Methods for predicting variable-length sequences include greedy search, exhaustive search, and beam search. Beam search strikes a balance between computational overhead and search quality using a flexible beam size. ref.

Attention

Let's say the input sentence has 10 words; then we would have 10 hidden states. We take a sum of all these 10 hidden states and use it for the decoder to generate the target sentence. However, not all of these hidden states might be helpful in generating a target word at time step t. Some hidden states will be more useful than other hidden states. So, we need to know which hidden state is more important than another at time step to predict the target word. To get this importance, we use the attention mechanism, which tells us which hidden state is more important to generate the target word at the time step t. Thus, attention mechanisms basically give the importance for each of the hidden states of the encoder to generate the target word at time step t. There are weights assigned to the hidden vectors to give attention to some. First a score is given and then softmax is used to normalise the probabilities.

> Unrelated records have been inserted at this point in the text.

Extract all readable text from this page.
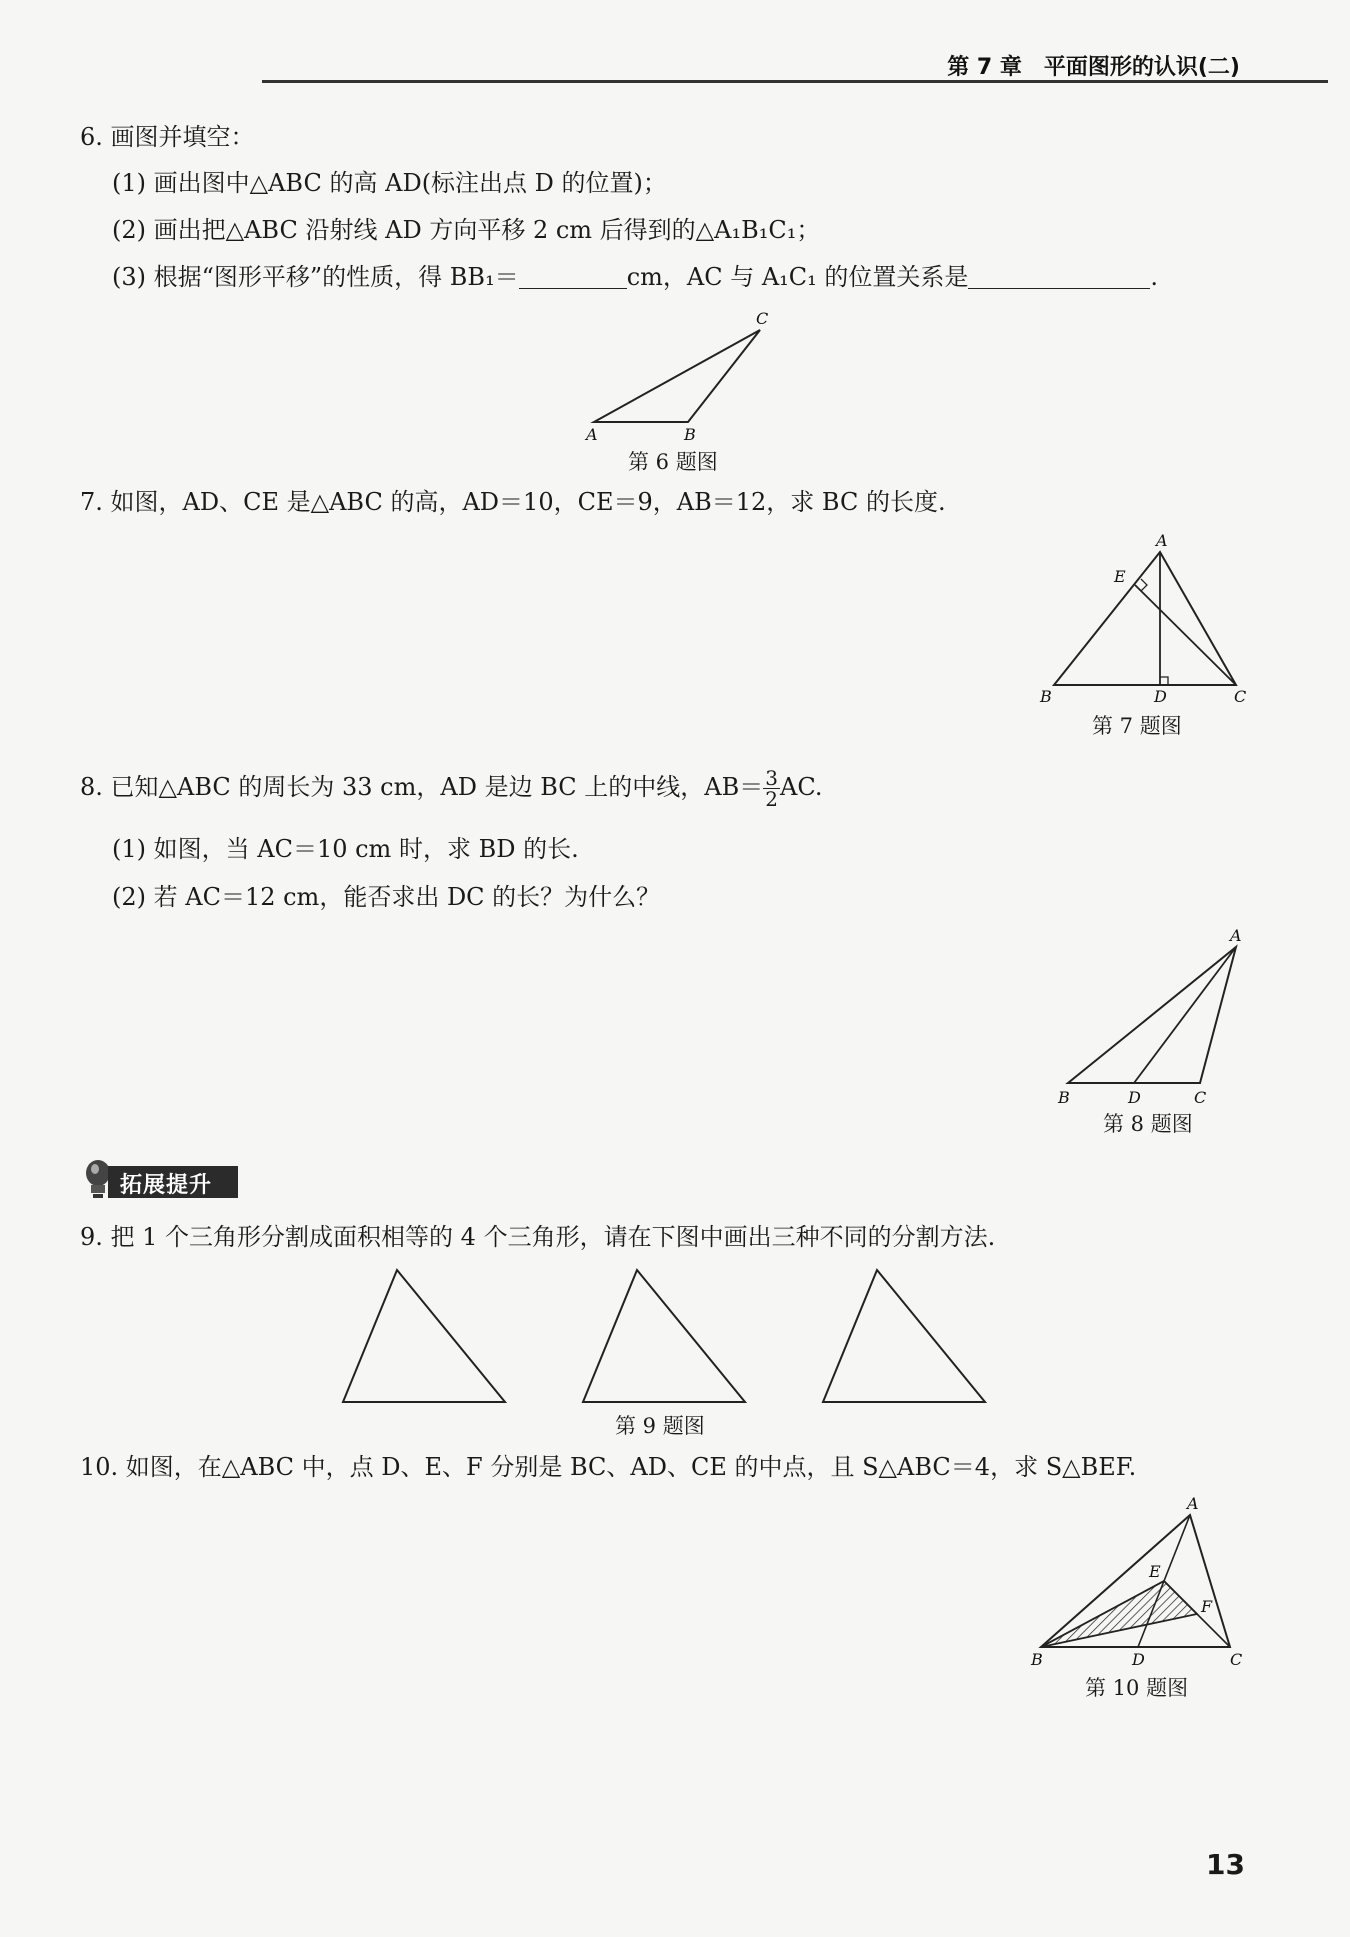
第 7 章　平面图形的认识(二)
6. 画图并填空：
(1) 画出图中△ABC 的高 AD(标注出点 D 的位置)；
(2) 画出把△ABC 沿射线 AD 方向平移 2 cm 后得到的△A₁B₁C₁；
(3) 根据“图形平移”的性质，得 BB₁＝	cm，AC 与 A₁C₁ 的位置关系是	.
A	B
C
第 6 题图
7. 如图，AD、CE 是△ABC 的高，AD＝10，CE＝9，AB＝12，求 BC 的长度.
A
E
B	D	C
第 7 题图
8. 已知△ABC 的周长为 33 cm，AD 是边 BC 上的中线，$AB= \frac{3}{2}$ AC.
(1) 如图，当 AC＝10 cm 时，求 BD 的长.
(2) 若 AC＝12 cm，能否求出 DC 的长？为什么？
A
B	D	C
第 8 题图
拓展提升
9. 把 1 个三角形分割成面积相等的 4 个三角形，请在下图中画出三种不同的分割方法.
第 9 题图
10. 如图，在△ABC 中，点 D、E、F 分别是 BC、AD、CE 的中点，且 S△ABC＝4，求 S△BEF.
A
E
F
B	D	C
第 10 题图
13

These are then multiplies to the context vector or embedding.

Perplexity

How to measure the sequence model quality. One way is to check how surprising the text is. A good language model is able to predict with high accuracy tokens that what we will see next. ref

We might measure the quality of the model by computing 𝑝(𝑤) , i.e., the likelihood of the sequence. Unfortunately this is a number that is hard to understand and difficult to compare. After all, shorter sequences are much more likely to occur than the longer ones.

For historical reasons, scientists in natural language processing prefer to use a quantity called perplexity rather than bitrate. It can be best understood as the harmonic mean of the number of real choices that we have when deciding which word to pick next. Note that perplexity naturally generalizes the notion of the cross-entropy loss.